Ce matin-là, je réalisai que je n’étais pas seul dans cette cellule. A l’autre extrémité de la pièce, quelqu’un dormait. Peut-être l’avait-on installé là pendant la nuit, sans me prévenir. Je trouvai ça, un peu cavalier, mais d’un autre côté, je fus soulagé de ne plus être seul. Les soirées seraient peut-être moins longues maintenant.
Pendant les deux jours suivants, il m’ignora, puis le troisième soir, il s’approcha de moi, et posa sa main sur la mienne. Ce fut bref, juste un contact, puis il retira brusquement sa main et repartit dans son coin, comme s’il avait peur de ma réaction.
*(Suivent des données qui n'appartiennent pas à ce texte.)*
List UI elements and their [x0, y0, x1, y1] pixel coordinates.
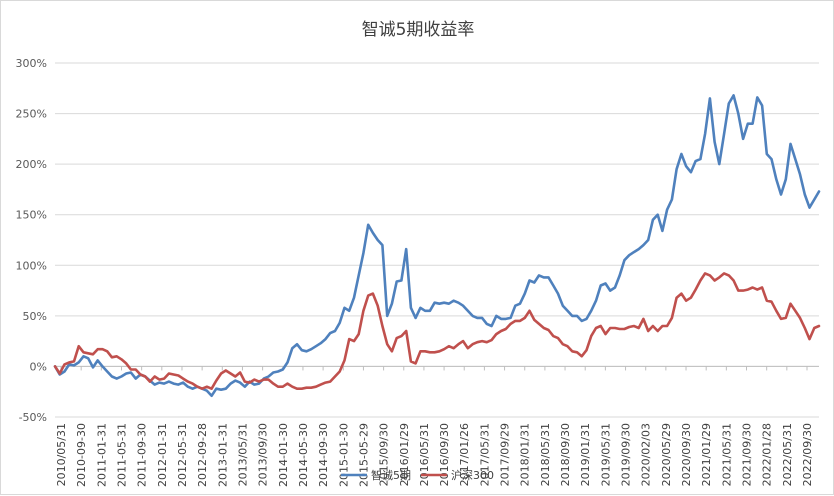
x-tick-label: 2014-09-30: [317, 423, 330, 487]
series-line-2: [53, 272, 821, 391]
x-tick-label: 2020/05/29: [660, 423, 673, 486]
x-tick-label: 2012-01-31: [156, 423, 169, 487]
x-tick-label: 2019/09/30: [620, 423, 633, 486]
x-tick-label: 2014-05-30: [297, 423, 310, 487]
chart-title: 智诚5期收益率: [361, 20, 475, 40]
x-tick-label: 2013/09/30: [257, 423, 270, 486]
x-tick-label: 2016/09/30: [438, 423, 451, 486]
x-tick-label: 2012-09-28: [196, 423, 209, 487]
x-tick-label: 2019/05/31: [599, 423, 612, 486]
y-tick-label: 250%: [16, 108, 47, 121]
x-tick-label: 2020/02/03: [640, 423, 653, 486]
series-line-1: [53, 94, 821, 398]
x-tick-label: 2016/01/29: [398, 423, 411, 486]
x-tick-label: 2015-05-29: [357, 423, 370, 487]
x-axis-ticks: 2010/05/31 2010-09-30 2011-01-31 2011-05-31…: [55, 366, 814, 487]
legend-label-2: 沪深300: [451, 468, 494, 482]
x-tick-label: 2022/01/28: [761, 423, 774, 486]
y-axis-ticks: -50% 0% 50% 100% 150% 200% 250% 300%: [16, 57, 47, 424]
x-tick-label: 2015/09/30: [378, 423, 391, 486]
y-tick-label: 100%: [16, 259, 47, 272]
x-tick-label: 2014-01-30: [277, 423, 290, 487]
x-tick-label: 2015-01-30: [337, 423, 350, 487]
x-tick-label: 2020/09/30: [680, 423, 693, 486]
y-tick-label: -50%: [19, 411, 47, 424]
legend: 智诚5期 沪深300: [341, 468, 494, 482]
gridlines: [55, 62, 819, 418]
x-tick-label: 2018/05/31: [539, 423, 552, 486]
y-tick-label: 200%: [16, 158, 47, 171]
x-tick-label: 2011-05-31: [115, 423, 128, 487]
y-tick-label: 300%: [16, 57, 47, 70]
x-tick-label: 2013/05/31: [236, 423, 249, 486]
legend-label-1: 智诚5期: [371, 468, 411, 482]
x-tick-label: 2017/01/26: [458, 423, 471, 486]
x-tick-label: 2021/05/31: [720, 423, 733, 486]
x-tick-label: 2011-01-31: [95, 423, 108, 487]
x-tick-label: 2013-01-31: [216, 423, 229, 487]
x-tick-label: 2022/09/30: [801, 423, 814, 486]
x-tick-label: 2019/01/31: [579, 423, 592, 486]
x-tick-label: 2012-05-31: [176, 423, 189, 487]
x-tick-label: 2022/05/31: [781, 423, 794, 486]
x-tick-label: 2018/01/31: [519, 423, 532, 486]
y-tick-label: 0%: [30, 360, 47, 373]
x-tick-label: 2010-09-30: [75, 423, 88, 487]
x-tick-label: 2016/05/31: [418, 423, 431, 486]
x-tick-label: 2021/01/29: [700, 423, 713, 486]
y-tick-label: 150%: [16, 209, 47, 222]
x-tick-label: 2010/05/31: [55, 423, 68, 486]
x-tick-label: 2011-09-30: [136, 423, 149, 487]
x-tick-label: 2017/09/29: [499, 423, 512, 486]
x-tick-label: 2018/09/30: [559, 423, 572, 486]
x-tick-label: 2021/09/30: [741, 423, 754, 486]
x-tick-label: 2017/05/31: [478, 423, 491, 486]
y-tick-label: 50%: [23, 310, 47, 323]
series-lines: [53, 94, 821, 398]
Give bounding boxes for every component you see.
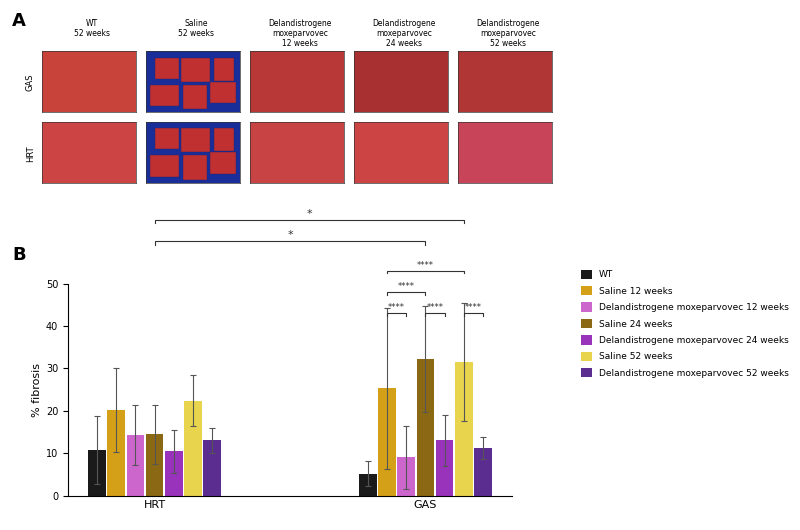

J’essayais de le rassurer, en lui parlant, mais il sembla ne pas m’entendre. C’était bien ma chance, le compagnon qu’on m’avait choisi devait être sourd. Finalement les soirées risquaient d’être longues !
Jour 121
Un mois de plus s’était écoulé depuis mon arrivée, et chaque jour me rendait plus fort. La nourriture était savoureuse, et petit à petit j’appris à apprécier les produits locaux. Dans ce pays, les mets étaient raffinés, et les goûts souvent exotiques. J’avais du mal à mettre des noms sur les plats que l’on me présentait, et que je ne voyais pas, puisqu’on vivait dans une pénombre continuelle.
Cependant, très vite, on ne me donna plus que les plats que je préférais. J’avais rapidement compris que lorsque je renvoyais un plat d’où il venait, on ne me le proposait plus. Petit à petit, mes menus furent parfaits, sans aucune fausse note.
Mon compagnon mangeait la même chose que moi, sans jamais rechigner. Heureusement, il avait bon caractère, et ne fit aucune remarque sur le fait que je lui imposais mes goûts culinaires.
Je commençais à me poser des questions, sur le fait que l’on me nourrisse ainsi magnifiquement, sans rien me demander en retour. J’en parlais à mon compagnon, qui m’expliqua que les choses étaient établies de cette manière, et qu’il valait mieux ne pas poser de question.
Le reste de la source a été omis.